Legal experts also see this as a potential wave of court challenges that could set precedents. If a claimant successfully disputes a denial because the insurer’s evidence is deemed inadequate, the case could become a benchmark for future disputes. This, in turn, may push the industry toward even more rigorous medical underwriting and, perhaps, better risk‑pool management.
So, what should you do if you find yourself facing a denial that cites a pre‑existing condition? Here are a few practical steps:
- Ask for the specific documents the insurer used to support their claim.
- Request a copy of the medical certificate or report that allegedly shows the condition existed before the policy start date.
- If the insurer cannot provide such evidence, consider filing a grievance with the IRDAI’s grievance cell.
- Consult a lawyer who specialises in insurance law; they can help you interpret the denial and advise on next steps.

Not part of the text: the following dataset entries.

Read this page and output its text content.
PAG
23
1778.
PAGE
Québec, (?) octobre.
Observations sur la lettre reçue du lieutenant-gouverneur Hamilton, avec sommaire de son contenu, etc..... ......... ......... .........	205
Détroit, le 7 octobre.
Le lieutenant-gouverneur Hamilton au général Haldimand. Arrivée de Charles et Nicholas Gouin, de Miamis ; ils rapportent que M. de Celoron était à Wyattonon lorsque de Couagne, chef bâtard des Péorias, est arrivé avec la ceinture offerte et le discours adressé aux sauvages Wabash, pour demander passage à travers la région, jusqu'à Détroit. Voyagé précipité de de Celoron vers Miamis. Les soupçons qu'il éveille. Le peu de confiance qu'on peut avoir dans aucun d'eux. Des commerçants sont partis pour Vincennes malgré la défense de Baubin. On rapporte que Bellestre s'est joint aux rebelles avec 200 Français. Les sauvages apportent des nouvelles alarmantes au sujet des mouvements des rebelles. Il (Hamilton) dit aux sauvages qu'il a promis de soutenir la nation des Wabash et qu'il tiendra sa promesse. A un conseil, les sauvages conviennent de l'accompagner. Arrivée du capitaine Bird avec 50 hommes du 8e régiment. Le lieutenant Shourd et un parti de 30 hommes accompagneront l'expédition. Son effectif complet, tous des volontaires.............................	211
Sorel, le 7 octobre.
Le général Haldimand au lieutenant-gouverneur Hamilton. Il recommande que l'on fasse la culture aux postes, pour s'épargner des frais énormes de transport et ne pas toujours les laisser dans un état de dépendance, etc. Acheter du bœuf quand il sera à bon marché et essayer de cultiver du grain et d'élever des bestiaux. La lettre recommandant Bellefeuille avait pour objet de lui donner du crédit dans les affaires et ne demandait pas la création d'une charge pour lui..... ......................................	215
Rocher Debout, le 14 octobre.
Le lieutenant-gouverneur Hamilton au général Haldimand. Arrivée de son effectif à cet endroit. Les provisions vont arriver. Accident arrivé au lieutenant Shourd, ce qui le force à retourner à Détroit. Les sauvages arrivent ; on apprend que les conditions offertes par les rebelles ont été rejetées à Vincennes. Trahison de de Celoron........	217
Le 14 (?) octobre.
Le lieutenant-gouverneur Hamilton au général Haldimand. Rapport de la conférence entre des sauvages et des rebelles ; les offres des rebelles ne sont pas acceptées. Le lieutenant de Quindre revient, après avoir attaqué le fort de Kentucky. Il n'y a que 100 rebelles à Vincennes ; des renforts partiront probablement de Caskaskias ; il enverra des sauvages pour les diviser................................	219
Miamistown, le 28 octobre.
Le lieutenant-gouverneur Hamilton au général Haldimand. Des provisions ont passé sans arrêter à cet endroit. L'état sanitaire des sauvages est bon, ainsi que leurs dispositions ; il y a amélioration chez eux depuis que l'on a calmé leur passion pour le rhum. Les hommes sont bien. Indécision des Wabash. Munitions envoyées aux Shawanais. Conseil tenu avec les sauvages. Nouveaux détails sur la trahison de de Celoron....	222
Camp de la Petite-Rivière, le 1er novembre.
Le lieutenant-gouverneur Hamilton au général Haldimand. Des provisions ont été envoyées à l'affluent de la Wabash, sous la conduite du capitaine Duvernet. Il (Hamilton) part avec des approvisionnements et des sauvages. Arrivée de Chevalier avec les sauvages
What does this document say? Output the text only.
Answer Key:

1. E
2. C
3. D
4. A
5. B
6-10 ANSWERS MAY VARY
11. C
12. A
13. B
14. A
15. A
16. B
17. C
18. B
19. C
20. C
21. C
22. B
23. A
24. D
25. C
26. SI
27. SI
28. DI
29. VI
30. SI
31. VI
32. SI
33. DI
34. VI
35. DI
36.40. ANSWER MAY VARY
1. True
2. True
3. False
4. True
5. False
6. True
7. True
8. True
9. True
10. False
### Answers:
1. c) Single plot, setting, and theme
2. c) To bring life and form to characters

Remember, the law now leans in favour of the policyholder when it comes to pre‑existing ailments. While the battle may not be over after the first denial, you now have a clearer roadmap and stronger legal footing.
In the grand scheme, this regulatory tweak signals a shift toward consumer‑centric practices in the Indian insurance sector. It’s a reminder that, despite the complexity of policies and medical jargon, the ultimate goal is fairness. Insurers are being nudged to act responsibly, and claimants are being given a fighting chance to receive the benefits they paid for.
Stay vigilant, keep your medical records organised, and don’t hesitate to question a denial that seems vague. The odds are now more in your favour than they ever were.